On Monday, garment workers in Bangladesh took to the streets to demand a higher minimum wage than the one being offered by the government and were met with water cannons and rubber bullets, according to Reuters.

After a factory collapsed in April and killed 1,127 people, the Bangladeshi government promised to raise the country’s minimum wage and make it easier for workers to unionize. Last week it announced a 77 percent raise in the minimum wage, or the equivalent of $66 more a month, but workers had been calling for $100 more. Even with the 77 percent raise, the country’s garment workers would still be the worst paid in the world. They make just 14 percent of what would be considered a living wage and half of what similar workers make in Vietnam and Cambodia.

Since the tragedy in April, workers have repeatedly protested for higher wages and better working conditions, with a protest in September leaving 50 injured after they were met with tear gas and rubber bullets. While the government came through on its promise to make it easier for workers to unionize, the workers who organize have been met with violence, threats, bribery, and other forms of retaliation.

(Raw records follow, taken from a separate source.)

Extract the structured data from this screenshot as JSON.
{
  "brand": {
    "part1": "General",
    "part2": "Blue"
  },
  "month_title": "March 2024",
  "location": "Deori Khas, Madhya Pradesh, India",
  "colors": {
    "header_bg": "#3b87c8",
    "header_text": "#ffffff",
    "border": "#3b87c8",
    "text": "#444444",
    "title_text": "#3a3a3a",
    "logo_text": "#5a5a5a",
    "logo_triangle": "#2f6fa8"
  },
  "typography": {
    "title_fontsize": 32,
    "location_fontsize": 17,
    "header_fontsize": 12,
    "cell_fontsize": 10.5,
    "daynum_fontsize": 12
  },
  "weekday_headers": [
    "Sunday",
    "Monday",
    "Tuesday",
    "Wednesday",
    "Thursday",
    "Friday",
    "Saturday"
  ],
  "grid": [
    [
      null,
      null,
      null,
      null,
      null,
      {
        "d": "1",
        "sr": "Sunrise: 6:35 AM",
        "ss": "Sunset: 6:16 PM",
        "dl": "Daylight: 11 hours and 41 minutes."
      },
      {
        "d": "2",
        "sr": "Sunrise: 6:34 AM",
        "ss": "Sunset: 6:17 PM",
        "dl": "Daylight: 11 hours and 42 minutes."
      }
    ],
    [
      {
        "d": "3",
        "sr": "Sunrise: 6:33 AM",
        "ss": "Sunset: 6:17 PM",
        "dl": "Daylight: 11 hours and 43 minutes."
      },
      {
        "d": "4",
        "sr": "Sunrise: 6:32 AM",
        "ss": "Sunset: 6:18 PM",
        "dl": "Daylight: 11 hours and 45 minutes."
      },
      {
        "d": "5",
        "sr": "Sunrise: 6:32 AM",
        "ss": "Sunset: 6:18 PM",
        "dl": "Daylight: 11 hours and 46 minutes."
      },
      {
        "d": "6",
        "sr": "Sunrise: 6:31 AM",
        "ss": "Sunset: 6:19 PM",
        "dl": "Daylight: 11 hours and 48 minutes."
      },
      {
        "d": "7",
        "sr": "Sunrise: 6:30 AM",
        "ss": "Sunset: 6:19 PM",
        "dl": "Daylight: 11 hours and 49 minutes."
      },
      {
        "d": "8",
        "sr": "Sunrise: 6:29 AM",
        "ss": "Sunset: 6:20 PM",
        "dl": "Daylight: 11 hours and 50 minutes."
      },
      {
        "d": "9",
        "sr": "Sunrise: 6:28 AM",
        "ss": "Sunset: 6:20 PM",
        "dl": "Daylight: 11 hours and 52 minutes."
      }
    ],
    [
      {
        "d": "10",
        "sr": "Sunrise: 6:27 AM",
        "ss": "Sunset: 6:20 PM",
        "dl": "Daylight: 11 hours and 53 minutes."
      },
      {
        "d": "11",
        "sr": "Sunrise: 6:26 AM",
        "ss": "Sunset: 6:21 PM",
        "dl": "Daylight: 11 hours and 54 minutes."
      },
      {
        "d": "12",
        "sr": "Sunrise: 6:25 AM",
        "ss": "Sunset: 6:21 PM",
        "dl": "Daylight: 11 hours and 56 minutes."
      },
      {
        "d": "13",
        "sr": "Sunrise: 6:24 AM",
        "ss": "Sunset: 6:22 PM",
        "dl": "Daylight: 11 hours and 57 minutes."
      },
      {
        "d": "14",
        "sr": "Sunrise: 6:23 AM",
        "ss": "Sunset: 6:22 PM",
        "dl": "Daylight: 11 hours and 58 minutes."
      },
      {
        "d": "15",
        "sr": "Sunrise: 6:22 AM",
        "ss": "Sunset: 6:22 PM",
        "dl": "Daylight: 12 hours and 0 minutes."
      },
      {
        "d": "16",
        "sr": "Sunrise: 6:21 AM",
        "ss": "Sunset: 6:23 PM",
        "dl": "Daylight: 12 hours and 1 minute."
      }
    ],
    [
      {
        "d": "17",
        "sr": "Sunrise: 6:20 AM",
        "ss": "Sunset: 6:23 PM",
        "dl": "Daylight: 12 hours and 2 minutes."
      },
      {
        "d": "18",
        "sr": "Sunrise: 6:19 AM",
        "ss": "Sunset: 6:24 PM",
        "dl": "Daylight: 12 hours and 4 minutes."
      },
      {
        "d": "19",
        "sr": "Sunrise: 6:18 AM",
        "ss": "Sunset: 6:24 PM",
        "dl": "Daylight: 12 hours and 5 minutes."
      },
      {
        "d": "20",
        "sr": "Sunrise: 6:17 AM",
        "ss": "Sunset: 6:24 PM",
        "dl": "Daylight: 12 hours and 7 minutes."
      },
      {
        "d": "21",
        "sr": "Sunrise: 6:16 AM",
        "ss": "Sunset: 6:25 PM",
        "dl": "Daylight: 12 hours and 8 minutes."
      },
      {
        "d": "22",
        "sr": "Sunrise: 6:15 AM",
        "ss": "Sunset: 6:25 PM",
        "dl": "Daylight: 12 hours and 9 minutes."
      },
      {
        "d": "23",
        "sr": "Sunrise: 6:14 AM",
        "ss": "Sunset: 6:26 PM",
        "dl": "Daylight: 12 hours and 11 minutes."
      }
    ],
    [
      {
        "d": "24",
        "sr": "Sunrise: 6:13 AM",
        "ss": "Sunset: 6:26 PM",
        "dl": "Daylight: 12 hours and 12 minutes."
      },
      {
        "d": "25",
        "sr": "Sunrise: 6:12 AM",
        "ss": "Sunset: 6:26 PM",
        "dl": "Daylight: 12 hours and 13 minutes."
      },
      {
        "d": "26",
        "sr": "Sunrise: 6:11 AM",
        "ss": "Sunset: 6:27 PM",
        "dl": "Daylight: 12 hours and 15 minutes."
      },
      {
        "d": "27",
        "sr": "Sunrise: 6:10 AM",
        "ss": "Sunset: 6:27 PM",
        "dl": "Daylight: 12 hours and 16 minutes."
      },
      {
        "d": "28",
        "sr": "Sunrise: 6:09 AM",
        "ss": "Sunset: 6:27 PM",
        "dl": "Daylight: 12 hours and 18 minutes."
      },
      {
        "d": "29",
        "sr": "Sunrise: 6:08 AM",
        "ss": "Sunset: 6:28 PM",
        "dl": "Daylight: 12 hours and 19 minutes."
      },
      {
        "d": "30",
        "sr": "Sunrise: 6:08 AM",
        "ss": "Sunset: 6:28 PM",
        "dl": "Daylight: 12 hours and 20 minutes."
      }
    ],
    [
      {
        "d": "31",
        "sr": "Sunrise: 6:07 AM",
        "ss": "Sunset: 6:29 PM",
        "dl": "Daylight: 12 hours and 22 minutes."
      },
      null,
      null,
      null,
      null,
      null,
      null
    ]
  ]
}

Other progress since the disaster has been slow. Victims of the collapse and the family members of the deceased still haven’t received all of the money they were promised as compensation. While 70 retailers have signed a legally binding agreement to upgrade the country’s factories and others led by Walmart and Gap have offered their own, they have yet to result in factory inspections. Those inspections that are taking place are being done cheaply and are easily gamed by factory owners. Even so, some preliminary inspections found that a majority of the country’s factory buildings are vulnerable to collapse.

The cost of making the buildings safe isn’t overwhelmingly vast, however. It would likely take about $3 billion, which comes to just 10 cents more per garment made in the facilities.